Royal Canadian Navy warships make PHOENIX EXPRESS debut
By Lt(N) Jeff Lura, PAO,
Op PROJECTION West Africa
On March 29, 2019, the 15th edition of PHOENIX EXPRESS officially began in Casablanca, Morocco. Following a formal opening ceremony, ships and personnel from Spain, Tunisia, Morocco, and other participating nations departed for an operating area in the western Mediterranean Sea, in and around the territorial waters of various North African countries. For the next week, they would work cooperatively to enhance their responses to trafficking, irregular migration, the transport of illegal goods, and other threats to regional stability.
Joining them for the first time for this year’s operations: warships of the Royal Canadian Navy (RCN).
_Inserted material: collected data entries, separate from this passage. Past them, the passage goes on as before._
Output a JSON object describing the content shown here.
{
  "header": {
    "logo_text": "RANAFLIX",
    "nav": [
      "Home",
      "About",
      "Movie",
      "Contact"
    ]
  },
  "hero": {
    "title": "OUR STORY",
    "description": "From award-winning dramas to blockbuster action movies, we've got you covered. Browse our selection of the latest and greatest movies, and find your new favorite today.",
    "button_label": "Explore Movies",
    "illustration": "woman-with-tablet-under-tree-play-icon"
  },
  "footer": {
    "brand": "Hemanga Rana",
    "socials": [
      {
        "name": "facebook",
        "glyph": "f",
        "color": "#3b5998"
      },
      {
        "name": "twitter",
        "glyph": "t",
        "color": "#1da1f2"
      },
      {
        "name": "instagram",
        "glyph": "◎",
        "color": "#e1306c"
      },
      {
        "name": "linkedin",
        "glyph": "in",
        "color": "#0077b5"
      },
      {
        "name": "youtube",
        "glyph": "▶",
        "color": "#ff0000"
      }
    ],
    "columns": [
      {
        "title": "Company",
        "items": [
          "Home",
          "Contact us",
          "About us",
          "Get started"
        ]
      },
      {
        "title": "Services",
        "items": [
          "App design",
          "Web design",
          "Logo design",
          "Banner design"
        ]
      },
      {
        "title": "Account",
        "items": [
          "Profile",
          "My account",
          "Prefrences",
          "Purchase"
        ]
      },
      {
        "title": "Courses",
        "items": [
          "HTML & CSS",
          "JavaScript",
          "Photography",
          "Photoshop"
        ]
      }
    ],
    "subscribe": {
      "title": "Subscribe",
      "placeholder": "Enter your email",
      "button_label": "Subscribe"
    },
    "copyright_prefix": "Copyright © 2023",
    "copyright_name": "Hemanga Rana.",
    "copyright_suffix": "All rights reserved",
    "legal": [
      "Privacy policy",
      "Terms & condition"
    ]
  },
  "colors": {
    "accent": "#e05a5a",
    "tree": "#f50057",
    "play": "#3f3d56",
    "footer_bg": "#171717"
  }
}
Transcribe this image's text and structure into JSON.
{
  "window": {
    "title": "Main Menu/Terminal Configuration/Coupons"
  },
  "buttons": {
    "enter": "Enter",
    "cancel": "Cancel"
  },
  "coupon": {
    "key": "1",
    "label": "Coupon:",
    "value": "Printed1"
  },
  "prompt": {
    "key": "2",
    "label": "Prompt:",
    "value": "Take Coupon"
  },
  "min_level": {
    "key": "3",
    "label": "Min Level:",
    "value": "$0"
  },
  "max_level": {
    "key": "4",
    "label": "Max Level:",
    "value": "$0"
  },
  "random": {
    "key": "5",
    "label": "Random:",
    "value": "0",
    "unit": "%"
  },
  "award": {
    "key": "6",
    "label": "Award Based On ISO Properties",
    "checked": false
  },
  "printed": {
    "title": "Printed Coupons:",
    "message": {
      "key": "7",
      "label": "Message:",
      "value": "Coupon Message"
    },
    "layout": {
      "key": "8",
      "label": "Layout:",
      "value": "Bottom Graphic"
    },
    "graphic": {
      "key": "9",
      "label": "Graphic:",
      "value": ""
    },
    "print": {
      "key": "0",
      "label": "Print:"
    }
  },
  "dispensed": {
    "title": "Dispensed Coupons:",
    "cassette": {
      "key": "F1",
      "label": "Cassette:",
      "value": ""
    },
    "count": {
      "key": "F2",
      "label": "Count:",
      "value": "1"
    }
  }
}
Well into their Operation PROJECTION deployment in Africa, HMC Ships Kingston and Shawinigan joined a team of liaison officers to form Canada’s contribution to this important multinational initiative. PHOENIX EXPRESS requires ships to conduct frequent maritime interdiction and boarding operations, where participating navies stop suspicious vessels and send teams to verify if criminal activity is occurring onboard. In order to maximize training value for all participants, Kingston and Shawinigan acted as dedicated target vessels, freeing up local ships to focus on honing their skills.
The RCN contribution was greatly appreciated.
“We’re very happy to see Canadian ships here for the first time,” said Royal Moroccan Navy Captain Chaouni while addressing participants during a pre-sail conference. “I will keep saying it until the end of the exercise.”
The task of organizing and executing complex scenarios that would challenge partner nation crews and boarding teams was not a simple one. In Kingston, that responsibility fell to LS Mark Woudstra, one of the ship’s Naval Combat Information Operators. In this role, he was responsible for running two scenarios per day, organizing the actors, props, and documents required by each.
“The best part of Op PROJECTION is working with other countries, so I was very happy to be so involved,” he recalled after the exercise.
“We put a lot of work into the scenarios, and even though I sometimes secretly hope they don’t find our fake illicit goods, I’m happy when they do. It’s obvious from the looks on the boarding teams’ faces after the training that our work helped them improve, and it feels good to be a part of that.”
After a demanding week at sea, PHOENIX EXPRESS 2019 ended on a high note, with groups of ships sailing together through the Strait of Gibraltar and back to Casablanca. A few days later, at a reception hosted by Kingston, sailors from attending nations took advantage of the cordial atmosphere to compare notes and exchange lessons learned during the engagement. For Shawinigan’s Commanding Officer, LCdr Teri Share, it was an occasion to take stock of the two ships’ many accomplishments since arriving in African waters.
“PHOENIX EXPRESS was our second major multinational training engagement in the span of a few weeks,” she explained, referencing OBANGAME EXPRESS, which the ships had recently participated in. “As we begin our transit back to Halifax, I think we can all be proud of the contribution we’ve made to maritime security in both Western and Northern Africa, and of the relationships we’ve fostered in the region.”
As of April 26, Kingston and Shawinigan are now back at their home port in Halifax after officially and successfully concluding Operation PROJECTION West Africa 2019.